Engage on twitter. It’s a weird, crowded, noisy place and it can take a while to find the right people to follow and longer to get them to follow you. The advantage of Twitter is that there’s a huge number of smart people are out there and communicating with them is almost frictionless.
Blog. People are far more likely to read a blog entry than a paper, in my experience. Also, the readership is different, because non-academics are even less likely to read a paper than academics are. Realistically, starting a blog only makes sense if you have a fairly consistent stream of things to say that don’t fit into tweets and don’t really belong in academic papers. Building an audience takes time and requires a certain amount of regularity in writing; these don’t necessarily fit in very well with the academic binge model of working that many of us subscribe to. Another issue is that blogging doesn’t pay the bills, academically speaking — you should only do it because you want to, not because you expect any direct benefit to your career. I waited until getting tenure to start a blog for this reason, and also to make sure that I had at least a few years’ worth of ideas lined up.

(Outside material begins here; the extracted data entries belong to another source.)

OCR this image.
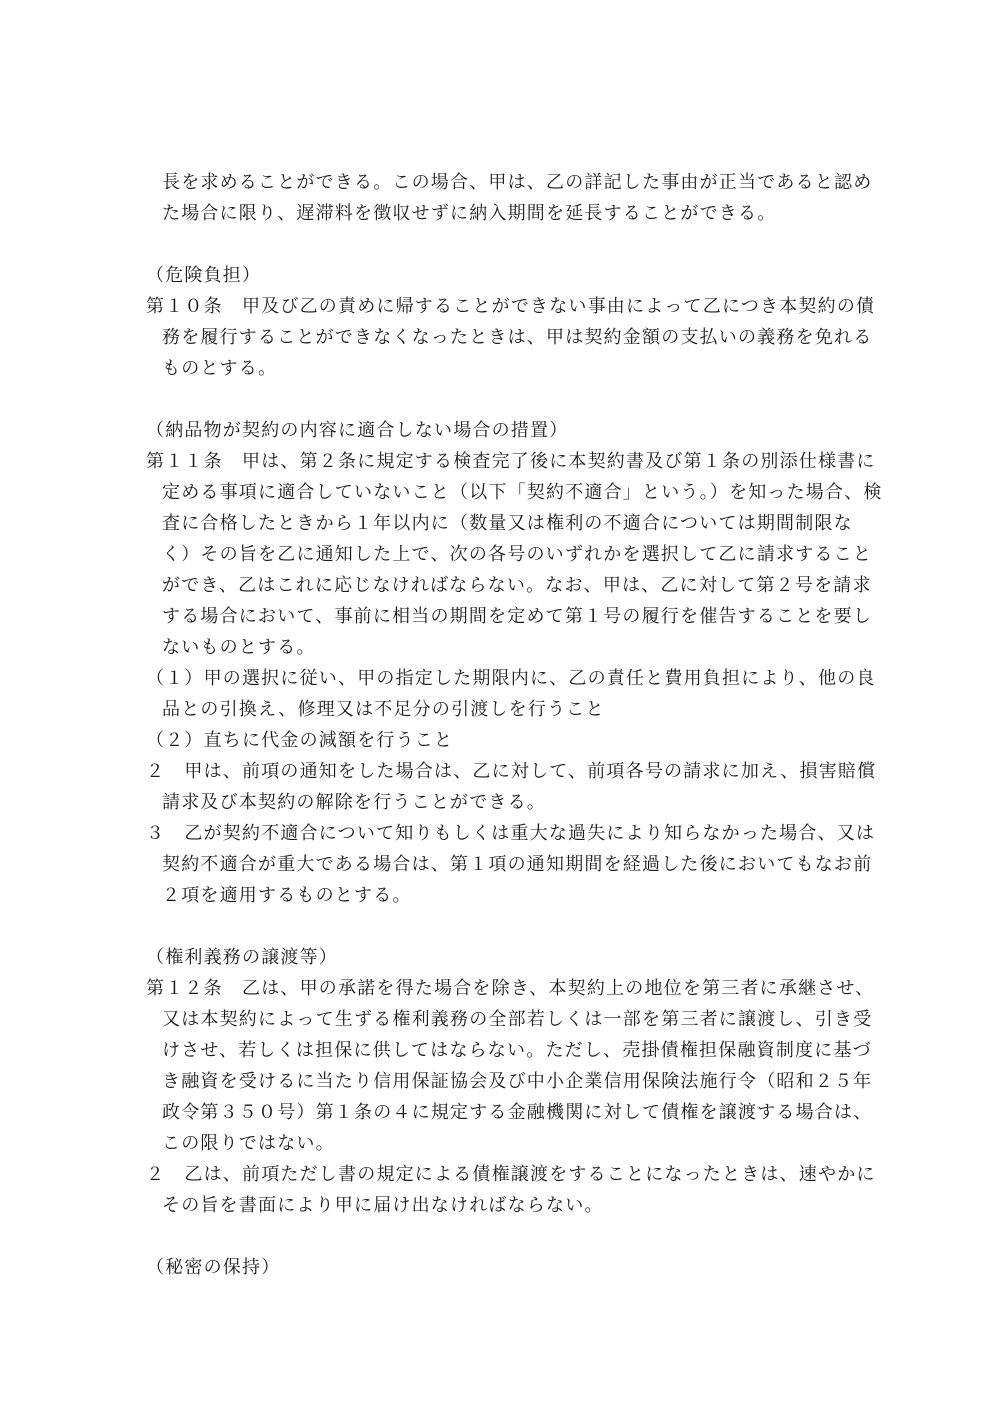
長を求めることができる。この場合、甲は、乙の詳記した事由が正当であると認め
た場合に限り、遅滞料を徴収せずに納入期間を延長することができる。
（危険負担）
第１０条　甲及び乙の責めに帰することができない事由によって乙につき本契約の債
務を履行することができなくなったときは、甲は契約金額の支払いの義務を免れる
ものとする。
（納品物が契約の内容に適合しない場合の措置）
第１１条　甲は、第２条に規定する検査完了後に本契約書及び第１条の別添仕様書に
定める事項に適合していないこと（以下「契約不適合」という。）を知った場合、検
査に合格したときから１年以内に（数量又は権利の不適合については期間制限な
く）その旨を乙に通知した上で、次の各号のいずれかを選択して乙に請求すること
ができ、乙はこれに応じなければならない。なお、甲は、乙に対して第２号を請求
する場合において、事前に相当の期間を定めて第１号の履行を催告することを要し
ないものとする。
（１）甲の選択に従い、甲の指定した期限内に、乙の責任と費用負担により、他の良
品との引換え、修理又は不足分の引渡しを行うこと
（２）直ちに代金の減額を行うこと
２　甲は、前項の通知をした場合は、乙に対して、前項各号の請求に加え、損害賠償
請求及び本契約の解除を行うことができる。
３　乙が契約不適合について知りもしくは重大な過失により知らなかった場合、又は
契約不適合が重大である場合は、第１項の通知期間を経過した後においてもなお前
２項を適用するものとする。
（権利義務の譲渡等）
第１２条　乙は、甲の承諾を得た場合を除き、本契約上の地位を第三者に承継させ、
又は本契約によって生ずる権利義務の全部若しくは一部を第三者に譲渡し、引き受
けさせ、若しくは担保に供してはならない。ただし、売掛債権担保融資制度に基づ
き融資を受けるに当たり信用保証協会及び中小企業信用保険法施行令（昭和２５年
政令第３５０号）第１条の４に規定する金融機関に対して債権を譲渡する場合は、
この限りではない。
２　乙は、前項ただし書の規定による債権譲渡をすることになったときは、速やかに
その旨を書面により甲に届け出なければならない。
（秘密の保持）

Find people who are great at external engagement. Emulate them, collaborate with them, or join them. The Racket folks are amazing at this.

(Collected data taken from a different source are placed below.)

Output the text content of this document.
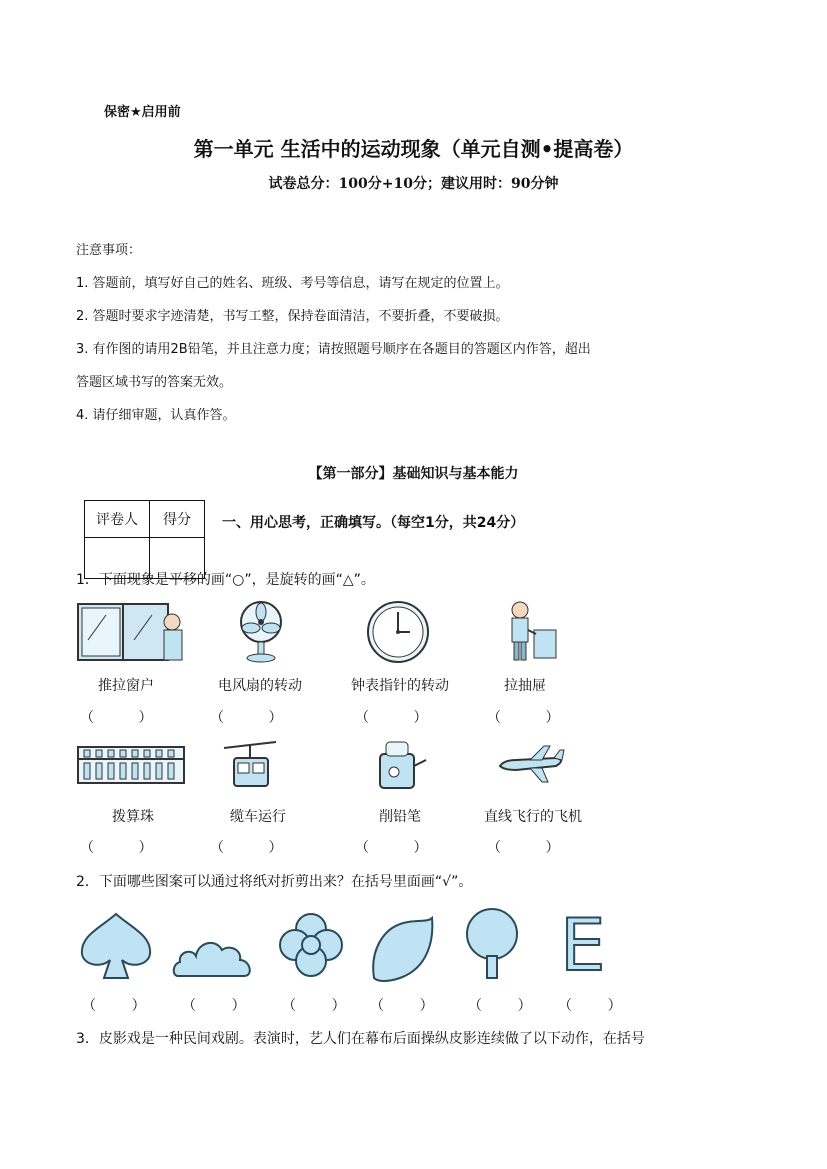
保密★启用前
第一单元 生活中的运动现象（单元自测•提高卷）
试卷总分：100分+10分；建议用时：90分钟

注意事项：

1. 答题前，填写好自己的姓名、班级、考号等信息，请写在规定的位置上。

2. 答题时要求字迹清楚，书写工整，保持卷面清洁，不要折叠，不要破损。

3. 有作图的请用2B铅笔，并且注意力度；请按照题号顺序在各题目的答题区内作答，超出

答题区域书写的答案无效。

4. 请仔细审题，认真作答。

【第一部分】基础知识与基本能力
评卷人	得分
	一、用心思考，正确填写。（每空1分，共24分）
1．下面现象是平移的画“○”，是旋转的画“△”。
推拉窗户	电风扇的转动	钟表指针的转动	拉抽屉
（          ）	（          ）	（          ）	（          ）
拨算珠	缆车运行	削铅笔	直线飞行的飞机
（          ）	（          ）	（          ）	（          ）
2．下面哪些图案可以通过将纸对折剪出来？在括号里面画“√”。
E
（        ）	（        ）	（        ） （        ） （        ） （        ）
3．皮影戏是一种民间戏剧。表演时，艺人们在幕布后面操纵皮影连续做了以下动作，在括号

Release software. Put your stuff on Github, polish it up, and then tell people about it. Get users, accept pull requests, respond to feedback, fix bugs, add features, cut releases, and repeat. Either your code will provide people with a good value proposition or it won’t — either way you learn something. The caveats are that building a user base takes time, creating realistically usable software is like 25 times as much work as creating research-grade crapware, and only a small subset of computer science professors will value your contributions in this area. But it is enormously fun and anyway you don’t want to make the mistake of caring too much what professors think.
Engage with existing open source software. For many of us, there’s an obvious open source project that we could be contributing to or otherwise helping out. Find that project and read their mailing lists, look into the issue tracker, build and use the code, read the code, and maybe submit a patch or two. Beyond these things, consider attending their meetings or BoF sessions, if these exist. A reasonable long-term goal would be to use your work to make a significant improvement to the open source program.

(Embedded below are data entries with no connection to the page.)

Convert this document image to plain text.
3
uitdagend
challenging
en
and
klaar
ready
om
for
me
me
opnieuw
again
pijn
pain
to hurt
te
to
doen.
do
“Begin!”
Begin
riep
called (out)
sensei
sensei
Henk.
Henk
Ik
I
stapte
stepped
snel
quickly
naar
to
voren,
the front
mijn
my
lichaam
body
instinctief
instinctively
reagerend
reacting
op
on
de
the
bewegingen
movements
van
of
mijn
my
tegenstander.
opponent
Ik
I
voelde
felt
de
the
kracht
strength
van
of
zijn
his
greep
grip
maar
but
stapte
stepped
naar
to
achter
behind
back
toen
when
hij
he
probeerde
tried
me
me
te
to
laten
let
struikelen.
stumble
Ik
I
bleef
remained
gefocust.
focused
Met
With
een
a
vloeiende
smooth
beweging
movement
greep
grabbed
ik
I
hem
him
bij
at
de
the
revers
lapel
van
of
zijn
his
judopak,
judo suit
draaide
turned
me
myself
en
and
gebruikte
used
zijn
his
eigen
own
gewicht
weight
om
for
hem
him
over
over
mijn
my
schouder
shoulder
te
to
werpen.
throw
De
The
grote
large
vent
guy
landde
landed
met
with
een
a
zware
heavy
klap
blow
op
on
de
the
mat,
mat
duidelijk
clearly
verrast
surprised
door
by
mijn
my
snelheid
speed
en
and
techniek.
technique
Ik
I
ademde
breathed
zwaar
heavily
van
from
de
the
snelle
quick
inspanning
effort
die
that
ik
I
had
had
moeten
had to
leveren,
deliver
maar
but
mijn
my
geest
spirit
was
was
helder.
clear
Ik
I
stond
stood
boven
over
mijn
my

Start a company. This one I haven’t done, though I know many people who have. It is a somewhat extreme option, as much a lifestyle choice as research engagement strategy. Details are out of scope of this post and anyway I don’t know anything about doing this.
Ok, with all that said, I’ll make a prediction or two about what will happen if you follow these suggestions. First, you’ll often find it frustrating and some of the time you invest will be wasted. I’ve burned months on things that never bore the tiniest fruit; if I knew how to tell you to avoid this, I certainly would. Second, you’ll discover that the problems that people are having out there aren’t the ones that you would have predicted, nor are they the ones that your CS friends and colleagues predicted. You need to learn to listen to people, but often even the people having problems aren’t actually having the problems that they think they’re having (anyone who has worked tech support will tell you this is the case more often than not). You need to learn to observe carefully and read between the lines to figure out what’s really going on. Third, at some point you will run into the distinction between problem-driven research and solution-driven research. The former is like trying to cure cancer or put a person on Mars: the problem is everything and you’ll consider any solution that might work. The latter is where your research hammer is a damn good one and you’re never going to put it down: if it can’t solve someone’s problem, you’ll move on and find a different problem. Obviously there’s a spectrum — but you’ll need to decide where on it you sit.